ART SUNDAY - HUNDERTWASSER

“When one dreams alone, it’s just a dream. When many dream together, it’s the beginning of a new reality” – F. Hundertwasser

Friedensreich Hundertwasser (1928-2000) is our artist for Art Sunday. He was an Austrian-born painter, decorative artist, architect and spiritual ecologist (real name Friedrich Stowasser) consistently worked with spiral motifs, primitive forms, spectral colours, and repetitive patterns. Although influenced by other Viennese artists (Klimt immediately springs to mind), Hundertwasser’s individualistic work was never associated with any formal school of painting.

Hundertwasser was born to a Jewish mother and a Christian father. He was baptised in 1937 and supposedly joined the Hitler Youth Corps in 1941. In 1943 About 70 of his maternal relatives were deported and killed in Nazi concentration camps. During the war and the Russian occupation Hundertwasser lived in a Viennese cellar with his mother.
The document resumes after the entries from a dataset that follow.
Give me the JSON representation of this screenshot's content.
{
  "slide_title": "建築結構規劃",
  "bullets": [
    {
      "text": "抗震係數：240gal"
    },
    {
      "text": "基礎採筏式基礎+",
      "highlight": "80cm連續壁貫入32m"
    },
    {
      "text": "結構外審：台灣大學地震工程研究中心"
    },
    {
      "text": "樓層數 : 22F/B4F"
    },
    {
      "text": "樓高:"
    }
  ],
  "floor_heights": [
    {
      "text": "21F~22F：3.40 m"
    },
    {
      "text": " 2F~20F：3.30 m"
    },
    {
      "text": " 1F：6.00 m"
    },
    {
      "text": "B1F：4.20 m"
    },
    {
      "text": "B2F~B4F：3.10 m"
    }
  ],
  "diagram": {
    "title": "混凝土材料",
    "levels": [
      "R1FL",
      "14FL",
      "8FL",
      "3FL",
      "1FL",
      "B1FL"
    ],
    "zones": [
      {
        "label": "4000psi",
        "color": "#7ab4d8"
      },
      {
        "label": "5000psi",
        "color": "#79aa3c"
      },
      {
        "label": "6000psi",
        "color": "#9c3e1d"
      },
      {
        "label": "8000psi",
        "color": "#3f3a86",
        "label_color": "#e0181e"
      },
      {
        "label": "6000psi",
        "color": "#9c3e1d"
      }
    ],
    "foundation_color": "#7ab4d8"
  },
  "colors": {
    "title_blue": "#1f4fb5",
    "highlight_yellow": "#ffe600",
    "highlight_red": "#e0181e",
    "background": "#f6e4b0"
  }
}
Hundertwasser married in 1958, while in Gibraltar, and was subsequently divorced in 1960. In 1962, after spending a year in Japan, he married Juuko Ikewada in Venice. They were divorced four years later.

Hundertwasser is viewed as an international, very unconventional and independent artist. He travelled, lived, and worked in various locations throughout Europe, the East, North Africa, New Zealand, and Australia and was never formally affiliated with any “-ism” of painting. In 1949 he selected and assumed the name Hundertwasser (Hundred-Water), and in 1969 Friedensreich (Kingdom-of-Peace), often adding Regenstag (Rainy Day), a name that he originally invented for the converted sailing ship upon which he sometimes lived.
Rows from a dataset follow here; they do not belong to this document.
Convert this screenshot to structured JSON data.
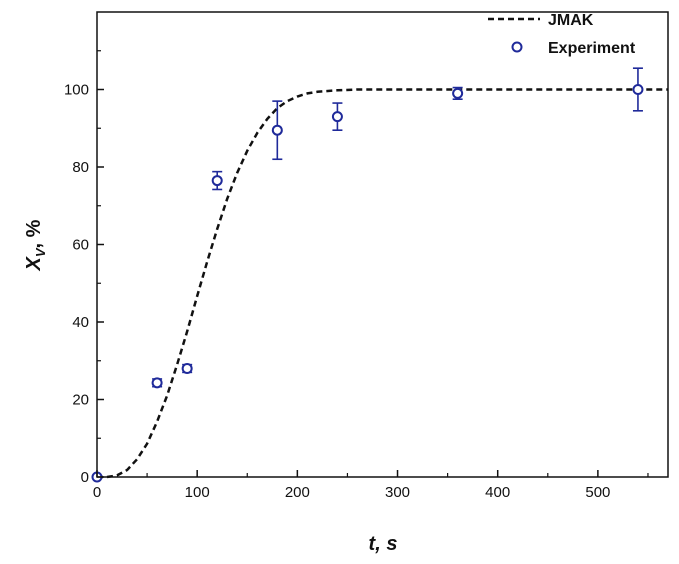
{
  "chart_data": {
    "type": "scatter",
    "xlabel": "t, s",
    "ylabel_main": "X",
    "ylabel_sub": "V",
    "ylabel_unit": ", %",
    "xlim": [
      0,
      570
    ],
    "ylim": [
      0,
      120
    ],
    "xticks": [
      0,
      100,
      200,
      300,
      400,
      500
    ],
    "yticks": [
      0,
      20,
      40,
      60,
      80,
      100
    ],
    "legend_position": "top-right",
    "colors": {
      "experiment": "#1f2a9a",
      "jmak": "#111111"
    },
    "series": [
      {
        "name": "JMAK",
        "style": "dashed-line",
        "x": [
          0,
          10,
          20,
          30,
          40,
          50,
          60,
          70,
          80,
          90,
          100,
          110,
          120,
          130,
          140,
          150,
          160,
          170,
          180,
          190,
          200,
          210,
          220,
          240,
          260,
          300,
          350,
          400,
          450,
          500,
          550,
          570
        ],
        "y": [
          0,
          0,
          0.4,
          1.8,
          4.6,
          8.6,
          14.3,
          21.0,
          29.0,
          37.6,
          46.7,
          55.6,
          64.0,
          71.8,
          78.5,
          84.2,
          88.8,
          92.4,
          95.2,
          97.0,
          98.2,
          99.0,
          99.4,
          99.8,
          100,
          100,
          100,
          100,
          100,
          100,
          100,
          100
        ]
      },
      {
        "name": "Experiment",
        "style": "open-circle-errorbar",
        "x": [
          0,
          60,
          90,
          120,
          180,
          240,
          360,
          540
        ],
        "y": [
          0,
          24.3,
          28.0,
          76.5,
          89.5,
          93.0,
          99.0,
          100.0
        ],
        "err": [
          0,
          1.0,
          1.0,
          2.3,
          7.5,
          3.5,
          1.5,
          5.5
        ]
      }
    ]
  }
}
From 1936 to 1937 Hundertwasser attended Montessori School in Vienna, a learning experience to which he would later credit the choice of colour in his paintings. His formal art training included three months at the Academy of Fine Arts in Vienna in 1948 and a day at the École des Beaux-Arts in Paris in 1950. As a mature artist he professed an intense dislike for all art theory, including colour theory. Hundertwasser believed that painting is a religious experience. Opting always for spiritualism over rationalism, he preferred to be viewed as a “magician of vegetation”. In 1954 the artist developed a quasi-mystical philosophy of artistic creation and perception called “Transautomatism” which he later developed into a “Grammar of Vision”.
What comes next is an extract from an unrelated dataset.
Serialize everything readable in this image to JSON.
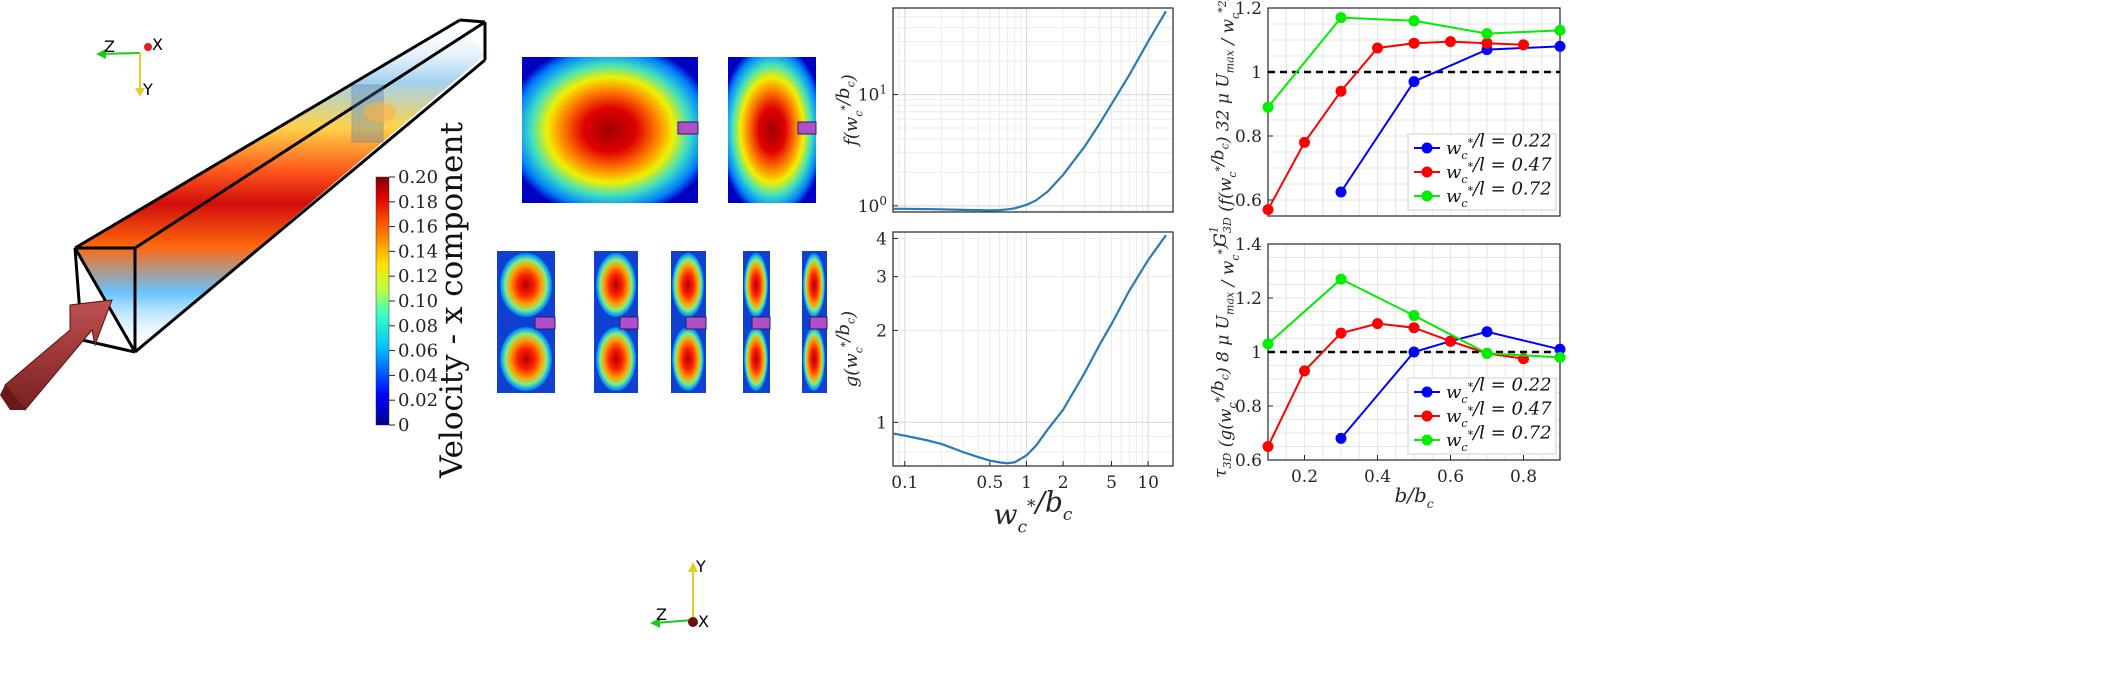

Hundertwasser's early paintings were heavily influenced by the Vienna Secession tradition of Egon Schiele and Gustav Klimt. His works from 1949 through 1953 also display close affinity with well-known paintings by Paul Klee. In 1953 the spiral motif first appeared in his work and became the most consistent formal element of his mature style. The artist, who first recognised the spiral while viewing a film called “Imagery of the Insane”, defined the motif as a “biological spiral” and “a symbol of life”. Throughout his career Hundertwasser used the six spectral colours almost exclusively. His later work combined these with metallic colours such as gold, silver, bronze, or aluminium. His forms are archaic and primitive and his picture surfaces are often covered by repetitive patterns.

A diverse artist, Hundertwasser also designed a church in 1987 and a day-care centre in Frankfurt, Germany (1987). He created postage stamp designs for Austria, Senegal, and the Cape Verde Islands. He also designed relief medallions for the Austrian Mint, environmental posters donated to various environmental groups, and various architectural models. Hundertwasser had numerous personal exhibitions of his work around the world, received many awards, including the Austrian State Award for Arts in 1980 and the Austrian Protection of Nature Award in 1981. He resided in Vienna for most of his life.

The painting above is a personal favourite of mine and is from 1966, called “The End of Night”. There is a blending of the abstract with the representational, reality with dream, symbolism with transcendentalism. There is enough mystery and riotous colour in the painting to engage and haunt one. It was the artist’s intention to offer his viewers a glimpse of Paradise, constructed while the creator is in a dream state. The work is rarely disturbing and almost always highly decorative. Hundertwasser made no attempt to identify universals with his primitivised forms, and as a result his language remains relatively private. The audience is given only limited access to the painter's fantasy experiences. Hundertwasser’s dreams were more than a little repetitive, but usually pleasant.